TEXT-TO-SPEECH (TTS)

For an overview of what TTS is and how it works, check out my blog post here. I plan to add more blog posts over time about various different aspects of the TTS process.

For the time being, my plan is to offer services to businesses who create TTS solutions, to solve research problems, deliver custom data sets or TTS models.

I deliver (among others) the following TTS services:
– Linguistic preprocessing
– Data collection / annotation
– Evaluation

Linguistic preprocessing

TTS relies on Natural Language Processing (NLP) to translate input text to input features for training an acoustic model.
My services include:
– Text normalization
– Homograph disambiguation
– Multilingual and cross-lingual NLP
– Custom pronunciation dictionaries
– Grapheme-to-phoneme (G2P) models
– LM finetuning for various tasks

Data collection / annotation

Like most AI processes, TTS relies on data to train neural models, in particular text and speech data. High-quality TTS needs high-quality data. Ethical concerns are very important to me, such that the collected data and its use for particular applications is done with full consent and adequate compensation of the parties involved.

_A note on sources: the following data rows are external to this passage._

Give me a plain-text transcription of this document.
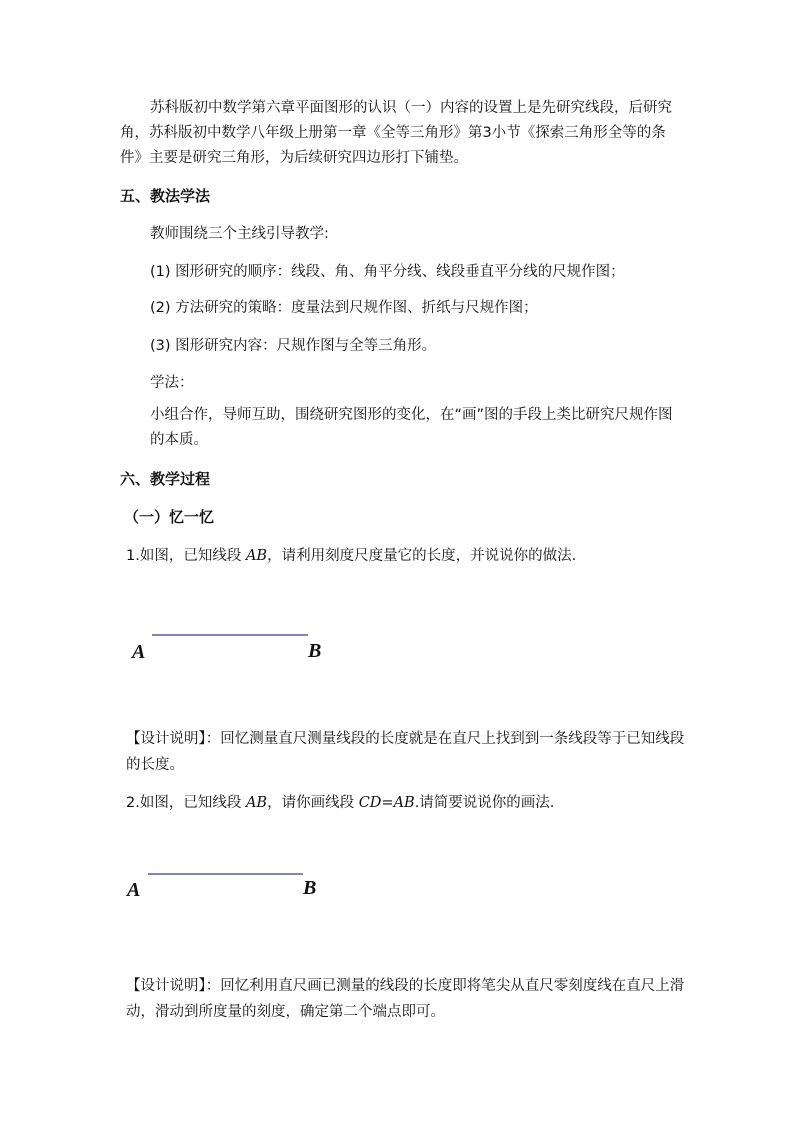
苏科版初中数学第六章平面图形的认识（一）内容的设置上是先研究线段，后研究角，苏科版初中数学八年级上册第一章《全等三角形》第3小节《探索三角形全等的条件》主要是研究三角形，为后续研究四边形打下铺垫。

五、教法学法

教师围绕三个主线引导教学:

(1) 图形研究的顺序：线段、角、角平分线、线段垂直平分线的尺规作图；

(2) 方法研究的策略：度量法到尺规作图、折纸与尺规作图；

(3) 图形研究内容：尺规作图与全等三角形。

学法：

小组合作，导师互助，围绕研究图形的变化，在“画”图的手段上类比研究尺规作图的本质。

六、教学过程

（一）忆一忆

1.如图，已知线段 AB，请利用刻度尺度量它的长度，并说说你的做法.

A	B

【设计说明】：回忆测量直尺测量线段的长度就是在直尺上找到到一条线段等于已知线段的长度。

2.如图，已知线段 AB，请你画线段 CD=AB.请简要说说你的画法.

A	B

【设计说明】：回忆利用直尺画已测量的线段的长度即将笔尖从直尺零刻度线在直尺上滑动，滑动到所度量的刻度，确定第二个端点即可。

In the past I have worked on collecting speech databases for many voices in many languages. There are many different aspects involved in designing a speech database for TTS including balancing the data for sentence types (questions vs statements), speaking styles / emotions (conversational style vs storytelling), intonational variation, cross-lingual phenomena, and more.

Evaluation

There are many ways to evaluate the output of a TTS system. Nowadays, it is common to compute the Word Error Rate (WER) using automatic speech recognition and use automatic MOS prediction to quantify the naturalness of the speech.

But there is no set evaluation framework yet and there are many considerations regarding ‘naturalness’. Is the generated speech appropriate for the intended application? What kind of errors influence our perception of the naturalness? What specific areas of improvement can be identified?